Dareka started to speak but the look on Kanesh’s face made him keep silent. It was the look of someone used to being addressed first. Eventually Merida must have sensed something of this because he turned, looked at them and raised a hand in welcome. Kanesh remained standing at the top of the steps, saying nothing, with Dareka, now slightly uneasy, at his side.
At last Merida came across to the steps, and looking up at Kanesh, said, “You’re a man who knows his own mind. I am Merida.”
“I am Kanesh. It is the only mind a man can know but others can be surmised.”
“Find out all you can, then make your mind up quick, that’s my way of doing things. Don’t go on standing up there looking down at me, come over here and tell me what you think. The light’s still good enough to see.”
At a nod from Merida the young man disappeared into the house, returning shortly with an alabaster flask and three cups which he placed on the terrace wall against which the three men were now standing gazing at the view before them. He then withdrew to a discreet distance and stood with his arms folded awaiting further instructions.
The house stood back about a hundred paces from the edge of the cliff that plunged down to the waters of the Lagoon far below. The ground between had been cleared and laid out to gardens. Beyond, across the Lagoon, great red-and-black-striped cliffs rising in places to sharp peaks and rounded hills swept in a vast crescent enclosing the dark blue waters across which the sun, now low in the sky, painted a shimmering golden swathe. To one side in the distance stood the Mountain, its lower slopes green with tamarisk and acacia groves, its summit of bare rocks pale yellow against the hazy light of early evening. The tips of the crescent were separated by a narrow strait that led to the open sea and the way to Keftiu. Stretches of grey scrubland where goats browsed were blotched with the green fields of small farmsteads, and on the shores of the Lagoon thin wisps of smoke wafted up from the fires where fishermen’s wives were cooking or curing the catch. Here and there lights flickered offshore from boats setting out for the night’s work. White patches, one on the higher slopes of the Mountain and another near the crest of a ridge on the other side of the Lagoon, were the walls of places sacred to the same Mistress served by the High Priestess and her women in the Temple on the Hill. A cluster of faint lights on the shoreline below this ridge marked the harbour and houses of Mitoia, the smaller of the two towns on Kallista, and named after the bright red rocks on which it was built. Where the sun was now sinking, the dark peaks of other distant islands were smudges on the horizon half a day’s sail away.
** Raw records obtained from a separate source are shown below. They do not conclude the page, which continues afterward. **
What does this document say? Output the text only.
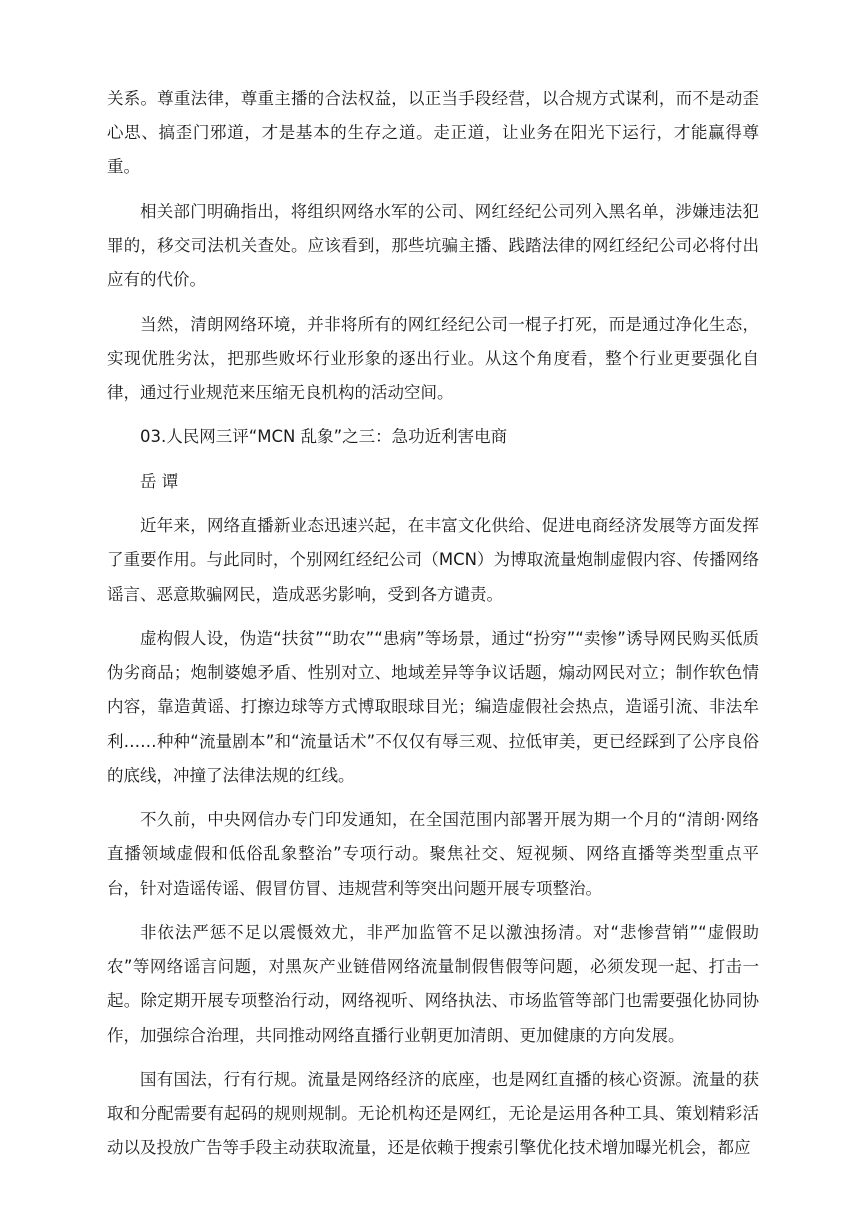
关系。尊重法律，尊重主播的合法权益，以正当手段经营，以合规方式谋利，而不是动歪心思、搞歪门邪道，才是基本的生存之道。走正道，让业务在阳光下运行，才能赢得尊重。

相关部门明确指出，将组织网络水军的公司、网红经纪公司列入黑名单，涉嫌违法犯罪的，移交司法机关查处。应该看到，那些坑骗主播、践踏法律的网红经纪公司必将付出应有的代价。

当然，清朗网络环境，并非将所有的网红经纪公司一棍子打死，而是通过净化生态，实现优胜劣汰，把那些败坏行业形象的逐出行业。从这个角度看，整个行业更要强化自律，通过行业规范来压缩无良机构的活动空间。

03.人民网三评“MCN 乱象”之三：急功近利害电商

岳 谭

近年来，网络直播新业态迅速兴起，在丰富文化供给、促进电商经济发展等方面发挥了重要作用。与此同时，个别网红经纪公司（MCN）为博取流量炮制虚假内容、传播网络谣言、恶意欺骗网民，造成恶劣影响，受到各方谴责。

虚构假人设，伪造“扶贫”“助农”“患病”等场景，通过“扮穷”“卖惨”诱导网民购买低质伪劣商品；炮制婆媳矛盾、性别对立、地域差异等争议话题，煽动网民对立；制作软色情内容，靠造黄谣、打擦边球等方式博取眼球目光；编造虚假社会热点，造谣引流、非法牟利……种种“流量剧本”和“流量话术”不仅仅有辱三观、拉低审美，更已经踩到了公序良俗的底线，冲撞了法律法规的红线。

不久前，中央网信办专门印发通知，在全国范围内部署开展为期一个月的“清朗·网络直播领域虚假和低俗乱象整治”专项行动。聚焦社交、短视频、网络直播等类型重点平台，针对造谣传谣、假冒仿冒、违规营利等突出问题开展专项整治。

非依法严惩不足以震慑效尤，非严加监管不足以激浊扬清。对“悲惨营销”“虚假助农”等网络谣言问题，对黑灰产业链借网络流量制假售假等问题，必须发现一起、打击一起。除定期开展专项整治行动，网络视听、网络执法、市场监管等部门也需要强化协同协作，加强综合治理，共同推动网络直播行业朝更加清朗、更加健康的方向发展。

国有国法，行有行规。流量是网络经济的底座，也是网红直播的核心资源。流量的获取和分配需要有起码的规则规制。无论机构还是网红，无论是运用各种工具、策划精彩活动以及投放广告等手段主动获取流量，还是依赖于搜索引擎优化技术增加曝光机会，都应
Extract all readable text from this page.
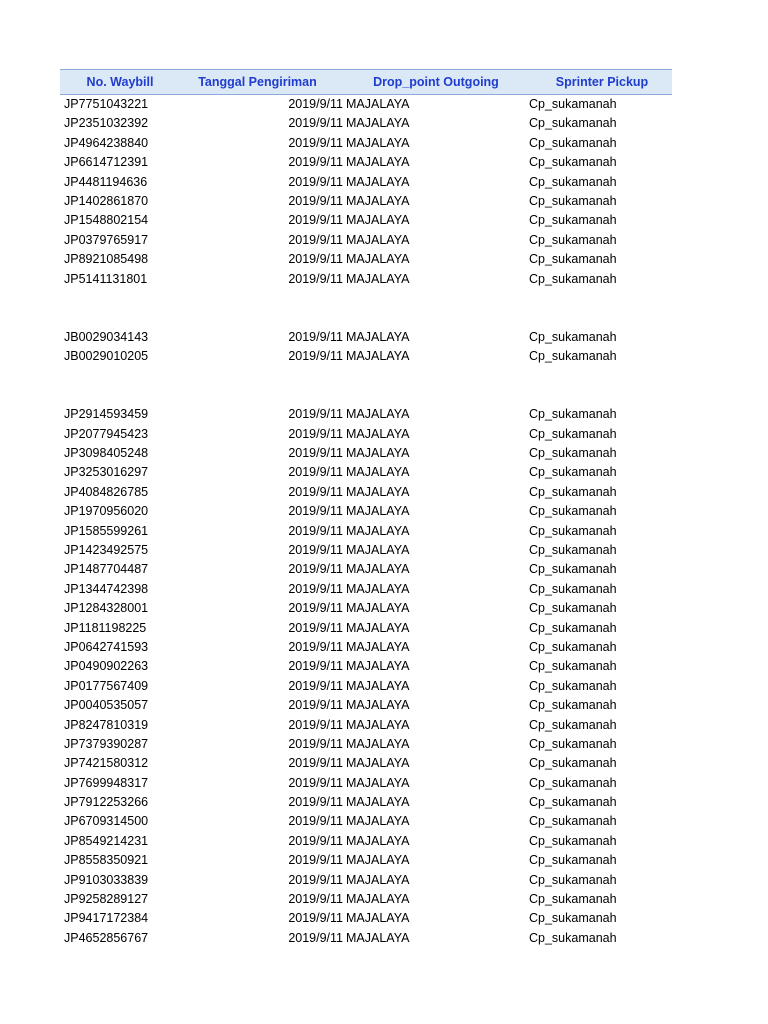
No. Waybill	Tanggal Pengiriman	Drop_point Outgoing	Sprinter Pickup
JP7751043221	2019/9/11 MAJALAYA	Cp_sukamanah
JP2351032392	2019/9/11 MAJALAYA	Cp_sukamanah
JP4964238840	2019/9/11 MAJALAYA	Cp_sukamanah
JP6614712391	2019/9/11 MAJALAYA	Cp_sukamanah
JP4481194636	2019/9/11 MAJALAYA	Cp_sukamanah
JP1402861870	2019/9/11 MAJALAYA	Cp_sukamanah
JP1548802154	2019/9/11 MAJALAYA	Cp_sukamanah
JP0379765917	2019/9/11 MAJALAYA	Cp_sukamanah
JP8921085498	2019/9/11 MAJALAYA	Cp_sukamanah
JP5141131801	2019/9/11 MAJALAYA	Cp_sukamanah
JB0029034143	2019/9/11 MAJALAYA	Cp_sukamanah
JB0029010205	2019/9/11 MAJALAYA	Cp_sukamanah
JP2914593459	2019/9/11 MAJALAYA	Cp_sukamanah
JP2077945423	2019/9/11 MAJALAYA	Cp_sukamanah
JP3098405248	2019/9/11 MAJALAYA	Cp_sukamanah
JP3253016297	2019/9/11 MAJALAYA	Cp_sukamanah
JP4084826785	2019/9/11 MAJALAYA	Cp_sukamanah
JP1970956020	2019/9/11 MAJALAYA	Cp_sukamanah
JP1585599261	2019/9/11 MAJALAYA	Cp_sukamanah
JP1423492575	2019/9/11 MAJALAYA	Cp_sukamanah
JP1487704487	2019/9/11 MAJALAYA	Cp_sukamanah
JP1344742398	2019/9/11 MAJALAYA	Cp_sukamanah
JP1284328001	2019/9/11 MAJALAYA	Cp_sukamanah
JP1181198225	2019/9/11 MAJALAYA	Cp_sukamanah
JP0642741593	2019/9/11 MAJALAYA	Cp_sukamanah
JP0490902263	2019/9/11 MAJALAYA	Cp_sukamanah
JP0177567409	2019/9/11 MAJALAYA	Cp_sukamanah
JP0040535057	2019/9/11 MAJALAYA	Cp_sukamanah
JP8247810319	2019/9/11 MAJALAYA	Cp_sukamanah
JP7379390287	2019/9/11 MAJALAYA	Cp_sukamanah
JP7421580312	2019/9/11 MAJALAYA	Cp_sukamanah
JP7699948317	2019/9/11 MAJALAYA	Cp_sukamanah
JP7912253266	2019/9/11 MAJALAYA	Cp_sukamanah
JP6709314500	2019/9/11 MAJALAYA	Cp_sukamanah
JP8549214231	2019/9/11 MAJALAYA	Cp_sukamanah
JP8558350921	2019/9/11 MAJALAYA	Cp_sukamanah
JP9103033839	2019/9/11 MAJALAYA	Cp_sukamanah
JP9258289127	2019/9/11 MAJALAYA	Cp_sukamanah
JP9417172384	2019/9/11 MAJALAYA	Cp_sukamanah
JP4652856767	2019/9/11 MAJALAYA	Cp_sukamanah
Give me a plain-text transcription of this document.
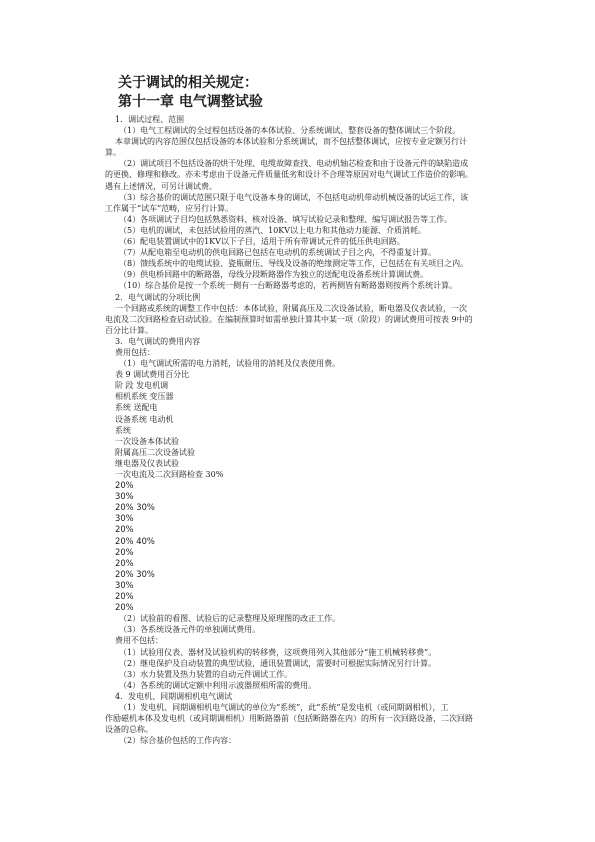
关于调试的相关规定：
第十一章 电气调整试验
1．调试过程、范围
（1）电气工程调试的全过程包括设备的本体试验、分系统调试、整套设备的整体调试三个阶段。
本章调试的内容范围仅包括设备的本体试验和分系统调试，而不包括整体调试，应按专业定额另行计
算。
（2）调试项目不包括设备的烘干处理、电缆故障查找、电动机轴芯检查和由于设备元件的缺陷造成
的更换、修理和修改。亦未考虑由于设备元件质量低劣和设计不合理等原因对电气调试工作造价的影响。
遇有上述情况，可另计调试费。
（3）综合基价的调试范围只限于电气设备本身的调试，不包括电动机带动机械设备的试运工作，该
工作属于“试车”范畴，应另行计算。
（4）各项调试子目均包括熟悉资料、核对设备、填写试验记录和整理、编写调试报告等工作。
（5）电机的调试，未包括试验用的蒸汽、10KV以上电力和其他动力能源、介质消耗。
（6）配电装置调试中的1KV以下子目，适用于所有带调试元件的低压供电回路。
（7）从配电箱至电动机的供电回路已包括在电动机的系统调试子目之内，不得重复计算。
（8）馈线系统中的电缆试验、瓷瓶耐压、导线及设备的绝缘测定等工作，已包括在有关项目之内。
（9）供电桥回路中的断路器，母线分段断路器作为独立的送配电设备系统计算调试费。
（10）综合基价是按一个系统一侧有一台断路器考虑的，若两侧皆有断路器则按两个系统计算。
2．电气调试的分项比例
一个回路或系统的调整工作中包括：本体试验，附属高压及二次设备试验，断电器及仪表试验，一次
电流及二次回路检查启动试验。在编制预算时如需单独计算其中某一项（阶段）的调试费用可按表 9中的
百分比计算。
3．电气调试的费用内容
费用包括：
（1）电气调试所需的电力消耗，试验用的消耗及仪表使用费。
表 9 调试费用百分比
阶 段 发电机调
相机系统 变压器
系统 送配电
设备系统 电动机
系统
一次设备本体试验
附属高压二次设备试验
继电器及仪表试验
一次电流及二次回路检查 30%
20%
30%
20% 30%
30%
20%
20% 40%
20%
20%
20% 30%
30%
20%
20%
（2）试验前的看图、试验后的记录整理及原理图的改正工作。
（3）各系统设备元件的单独调试费用。
费用不包括：
（1）试验用仪表、器材及试验机构的转移费，这项费用列入其他部分“施工机械转移费”。
（2）继电保护及自动装置的典型试验，通讯装置调试，需要时可根据实际情况另行计算。
（3）水力装置及热力装置的自动元件调试工作。
（4）各系统的调试定额中利用示波器照相所需的费用。
4．发电机、同期调相机电气调试
（1）发电机、同期调相机电气调试的单位为“系统”，此“系统”是发电机（或同期调相机），工
作励磁机本体及发电机（或同期调相机）用断路器前（包括断路器在内）的所有一次回路设备，二次回路
设备的总称。
（2）综合基价包括的工作内容：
High in the sky flights of birds were heading to their roosts before nightfall. Emerging just beyond the middle of the Lagoon, like the spiny back of a sea monster, was Korus, a pile of splintered black blocks and boulders thrusting out claws of jagged shoreline from which the island rose, a dome-shaped hill dusted with red ashes and pocked with shallow pits. In the fading light Dareka watched Korus merge with the growing darkness of the sea, as if the monster were sinking down to its lair at the bottom of the Lagoon. He turned to Kanesh who was also staring at the blackened island and saw him shudder, not in fear, surely; no, with the sudden chill of night air, that must be it.